Haskell has immutable arrays, but from my (limited) experience with Haskell, you end up switching to monadic, mutable arrays in most cases. Immutable arrays are probably amazing for certain specific purposes. I've always imagined you could write a beautiful implementation of dynamic programming in Haskell, where the dependencies among array entries are defined entirely by the expressions in them. The key is that you really only need to specify the contents of each array entry one time. I don't think Gaussian elimination follows this pattern, and so it seems it might not be a good fit for immutable arrays. It would be interesting to see how it works out, however.
You can use a Map to emulate a matrix. The key would be a pair of integers referencing the row and column. You'll want to use your own get x y function to ensure x < n and y < n though, instead of accessing the Map directly. (edit) You can use the compare function in Pervasives directly.
module OrderedPairs = struct
type t = int * int
let compare = Pervasives.compare
end
module Pairs = Map.Make (OrderedPairs)
let get_ n set x y =
assert( x < n && y < n );
Pairs.find (x,y) set
let set_ n set x y v =
assert( x < n && y < n );
Pairs.add (x,y) set v
Actually, having a general set of functions (get x y and set x y at a minimum), without specifying the implementation, would be an even better option. The functions then can be passed to the function, or be implemented in a module through a functor (a better solution, but having a set of functions just doing what you need would be a first step since you're new to OCaml). In this way you can use a Map, Array, Hashtbl, or a set of functions to access a file on the hard-drive to implement the matrix if you wanted. This is the really important aspect of functional programming; that you trust the interface over exploiting the side-effects, and not worry about the underlying implementation --since it's presumed to be pure.

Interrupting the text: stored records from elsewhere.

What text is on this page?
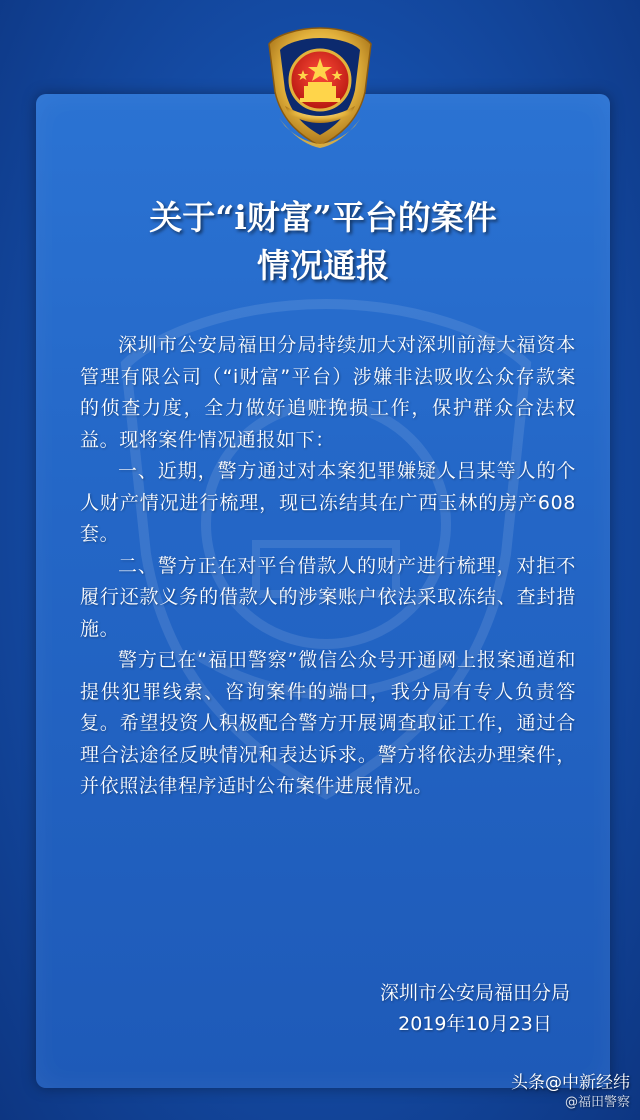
关于“i财富”平台的案件
情况通报

深圳市公安局福田分局持续加大对深圳前海大福资本管理有限公司（“i财富”平台）涉嫌非法吸收公众存款案的侦查力度，全力做好追赃挽损工作，保护群众合法权益。现将案件情况通报如下：

一、近期，警方通过对本案犯罪嫌疑人吕某等人的个人财产情况进行梳理，现已冻结其在广西玉林的房产608套。

二、警方正在对平台借款人的财产进行梳理，对拒不履行还款义务的借款人的涉案账户依法采取冻结、查封措施。

警方已在“福田警察”微信公众号开通网上报案通道和提供犯罪线索、咨询案件的端口，我分局有专人负责答复。希望投资人积极配合警方开展调查取证工作，通过合理合法途径反映情况和表达诉求。警方将依法办理案件，并依照法律程序适时公布案件进展情况。

深圳市公安局福田分局
2019年10月23日
头条@中新经纬
@福田警察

The answers so far are using/emulating mutable data-types, but what does a functional approach look like?
To see, let's decompose the problem into some functional components:
Gaussian elimination involves a sequence of row operations, so it is useful first to define a function taking 2 rows and scaling factors, and returning the resultant row operation result.
The row operations we want should eliminate a variable (column) from a particular row, so lets define a function which takes a pair of rows and a column index and uses the previously defined row operation to return the modified row with that column entry zero.
Then we define two functions, one to convert a matrix into triangular form, and another to back-substitute a triangular matrix to the diagonal form (using the previously defined functions) by eliminating each column in turn. We could iterate or recurse over the columns, and the matrix could be defined as a list, vector or array of lists, vectors or arrays. The input is not changed, but a modified matrix is returned, so we can finally do:
let out_matrix = to_diagonal (to_triangular in_matrix);
What makes it functional is not whether the data-types (array or list) are mutable, but how they they are used. This approach may not be particularly 'clever' or be the most efficient way to do Gaussian eliminations in OCaml, but using pure functions lets you express the algorithm cleanly.